2.2.3 Theme: Emerging Talent

  • Newer talent is increasingly trained in open-source approaches and languages, with fewer exposed to proprietary tools.

  • With the rise of data science as a field of study, many are less interested in joining a company for routine implementation work; they identify as “data scientists” and have been trained in markedly different ways.

  • This affects talent attraction, development, and retention within a company.

  • Innovation can come from new hires, justifying the need to foster their development and listen to their insights.

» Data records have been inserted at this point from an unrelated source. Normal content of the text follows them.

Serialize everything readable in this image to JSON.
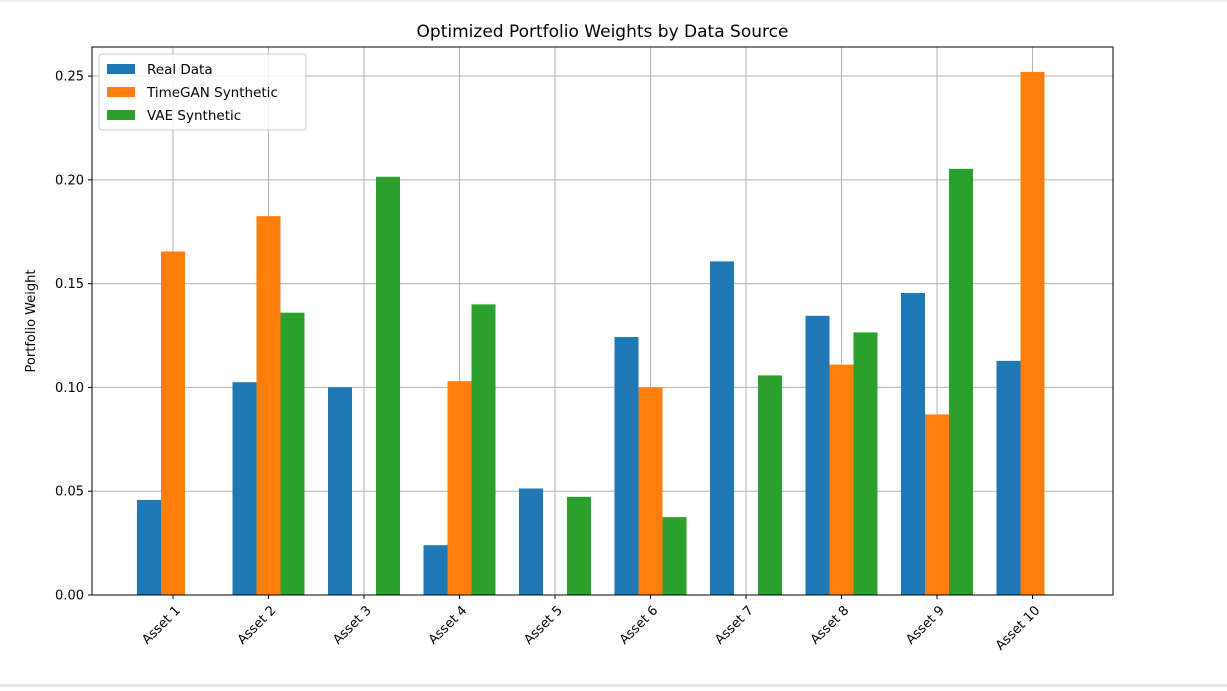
{
  "chart_data": {
    "type": "bar",
    "title": "Optimized Portfolio Weights by Data Source",
    "xlabel": "",
    "ylabel": "Portfolio Weight",
    "categories": [
      "Asset 1",
      "Asset 2",
      "Asset 3",
      "Asset 4",
      "Asset 5",
      "Asset 6",
      "Asset 7",
      "Asset 8",
      "Asset 9",
      "Asset 10"
    ],
    "series": [
      {
        "name": "Real Data",
        "color": "#1f77b4",
        "values": [
          0.0458,
          0.1025,
          0.1,
          0.024,
          0.0513,
          0.1243,
          0.1607,
          0.1345,
          0.1455,
          0.1128
        ]
      },
      {
        "name": "TimeGAN Synthetic",
        "color": "#ff7f0e",
        "values": [
          0.1655,
          0.1825,
          0.0,
          0.103,
          0.0,
          0.1,
          0.0,
          0.111,
          0.087,
          0.252
        ]
      },
      {
        "name": "VAE Synthetic",
        "color": "#2ca02c",
        "values": [
          0.0,
          0.136,
          0.2015,
          0.14,
          0.0473,
          0.0375,
          0.1058,
          0.1265,
          0.2053,
          0.0
        ]
      }
    ],
    "ylim": [
      0,
      0.264
    ],
    "yticks": [
      "0.00",
      "0.05",
      "0.10",
      "0.15",
      "0.20",
      "0.25"
    ],
    "grid": true,
    "legend_position": "top-left"
  }
}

  • There’s a unique opportunity for co-mentorship: new hires (proficient in R, Python, etc.) and existing staff (experts in domain knowledge, clinical trials, etc.): how vs what/why

  • There’s a need for clear “career pathing” or “trajectories” within statistical programming as roles evolve. Examples include:

    •  “Analyst” requires traditional statistical programming knowledge and training
    • “Engineer” needs DevOps skills and a systems mindset
    • “Tool builder” needs a software engineering mindset
  • General trends suggest companies are demanding a secondary language in addition to proprietary software (not necessarily R), but knowledge of at least two languages indicates an individual could reasonably learn R.

2.2.4 Theme: Other Points and Considerations

  • Questions to consider include: What kind of training will people need in the future state? How should the support be arranged to enable the future state, potentially with IT and DEV involvement?

  • Due to the required skillset, statistics and programming now need to work together more than ever

  • Stakeholders seek the benefits of R (e.g., Shiny, Rmarkdown), but often lack personnel to build and maintain these assets.

  • R and Shiny tools can be utilized in more areas beyond TLF programming such as dose decision meetings, clinical trial design, administrative tasks, and long-term-focused applications.

  • Legacy infrastructure (e.g., virtual machines and proprietary software) can pose challenges when implementing newer approaches like R and Shiny, making the transition difficult and cumbersome.

  • AI and GPT can be a valuable tool in transitioning to R, but won’t completely replace a programmer. It can be used to effectively explain or translate existing code or generate entirely new code.